Hey guys its been a while. I am not going to lie i have really missed talking with you guys but my life has been crazy busy. I work basically almost everyday and the little time i have i basically try to sleep and just do my chores so its just crazy busy.
Its been a while i have dated as you know, my dating life is basically not existing. its crazy, i feel like i actually want to meet someone, am ready but i am so busy its annoying and even when i am less busy, i dont know where to go or who to socialize with to get “out there”. So i just end up staying home on my off days and just existing. I feel like an introvert which am not but life has kind of forced me to be an introvert which is annoying but its fine.
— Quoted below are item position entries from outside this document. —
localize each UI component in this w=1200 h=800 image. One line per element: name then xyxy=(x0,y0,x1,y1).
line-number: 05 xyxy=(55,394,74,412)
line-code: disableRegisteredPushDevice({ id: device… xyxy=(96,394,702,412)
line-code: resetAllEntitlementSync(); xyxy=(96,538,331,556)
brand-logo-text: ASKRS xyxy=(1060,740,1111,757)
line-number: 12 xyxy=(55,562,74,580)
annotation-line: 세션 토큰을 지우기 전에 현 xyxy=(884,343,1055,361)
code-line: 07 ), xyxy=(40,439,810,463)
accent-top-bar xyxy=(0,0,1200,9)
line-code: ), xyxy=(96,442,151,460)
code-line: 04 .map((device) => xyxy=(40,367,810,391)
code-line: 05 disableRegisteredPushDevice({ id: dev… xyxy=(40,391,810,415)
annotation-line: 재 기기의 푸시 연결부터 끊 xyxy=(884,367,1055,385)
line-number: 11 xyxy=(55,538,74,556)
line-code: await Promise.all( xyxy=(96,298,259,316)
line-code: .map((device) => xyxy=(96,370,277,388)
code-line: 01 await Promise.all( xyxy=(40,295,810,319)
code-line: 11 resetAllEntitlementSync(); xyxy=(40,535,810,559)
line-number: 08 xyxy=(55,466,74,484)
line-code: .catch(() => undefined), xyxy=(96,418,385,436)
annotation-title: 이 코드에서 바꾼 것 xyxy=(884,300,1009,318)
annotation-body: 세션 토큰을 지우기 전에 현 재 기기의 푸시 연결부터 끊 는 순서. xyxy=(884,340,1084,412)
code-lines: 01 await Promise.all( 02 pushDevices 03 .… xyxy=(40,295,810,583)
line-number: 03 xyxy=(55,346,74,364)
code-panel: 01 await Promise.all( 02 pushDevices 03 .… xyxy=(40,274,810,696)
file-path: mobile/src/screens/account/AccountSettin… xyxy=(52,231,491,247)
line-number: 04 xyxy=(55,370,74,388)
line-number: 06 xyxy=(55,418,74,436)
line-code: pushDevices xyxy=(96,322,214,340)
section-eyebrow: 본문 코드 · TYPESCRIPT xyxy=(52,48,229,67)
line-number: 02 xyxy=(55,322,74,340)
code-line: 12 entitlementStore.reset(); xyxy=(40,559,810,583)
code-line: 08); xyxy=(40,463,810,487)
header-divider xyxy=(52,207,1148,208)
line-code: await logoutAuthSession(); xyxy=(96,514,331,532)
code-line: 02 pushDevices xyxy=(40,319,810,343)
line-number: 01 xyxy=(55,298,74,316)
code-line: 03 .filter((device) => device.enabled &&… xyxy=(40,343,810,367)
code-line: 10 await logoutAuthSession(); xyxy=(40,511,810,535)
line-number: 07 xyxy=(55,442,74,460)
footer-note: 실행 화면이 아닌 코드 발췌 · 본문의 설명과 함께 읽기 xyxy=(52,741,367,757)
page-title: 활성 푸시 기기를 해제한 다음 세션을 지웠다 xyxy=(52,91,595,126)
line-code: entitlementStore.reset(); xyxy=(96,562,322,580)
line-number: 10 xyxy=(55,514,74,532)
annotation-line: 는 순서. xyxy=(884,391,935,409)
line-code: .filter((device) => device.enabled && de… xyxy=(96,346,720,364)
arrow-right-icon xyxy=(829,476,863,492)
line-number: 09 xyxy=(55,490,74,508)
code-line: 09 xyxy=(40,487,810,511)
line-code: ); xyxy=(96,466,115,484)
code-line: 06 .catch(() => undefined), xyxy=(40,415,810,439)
I guess the right person would come, i dont know.
I actually met someone, two people actually in the last two months and it was basically hopeless.So quick question is it just me or when you are ready to date you either meet someone that isn’t super serious, just wants to fool around or someone that is way to serious and he wants you to move in with him and all that.
DATE 1: The first guy i met was actually Nigerian which was good for me because it felt more like home and i guess i thought i would help the connection process or whatever but has i got to know him better i guess it was a little to much for me. He was expecting me to fall in love with him after 2 weeks of hanging out, asked me to move in with him which wasn’t bad but i guess i wasn’t moving at the same pace he was moving so we started to grow apart. Also he had a child which wasn’t a problem, a child is a blessing but i wasn’t just ready to for that type of commitment not only to him but also his child, he wanted me to meet his child and bond which was too much for me honestly and call me selfish but a part of me didn’t want to share either whoever i am with either. So eventually we just stopped talking. Now i dont know if i regret it or i made the right decision because been single for as long as i have been is lonely but at the same time, i need a relationship or a man that wants what i want and was willing to grow with me without making unrealistic demands. So that ended and that was it.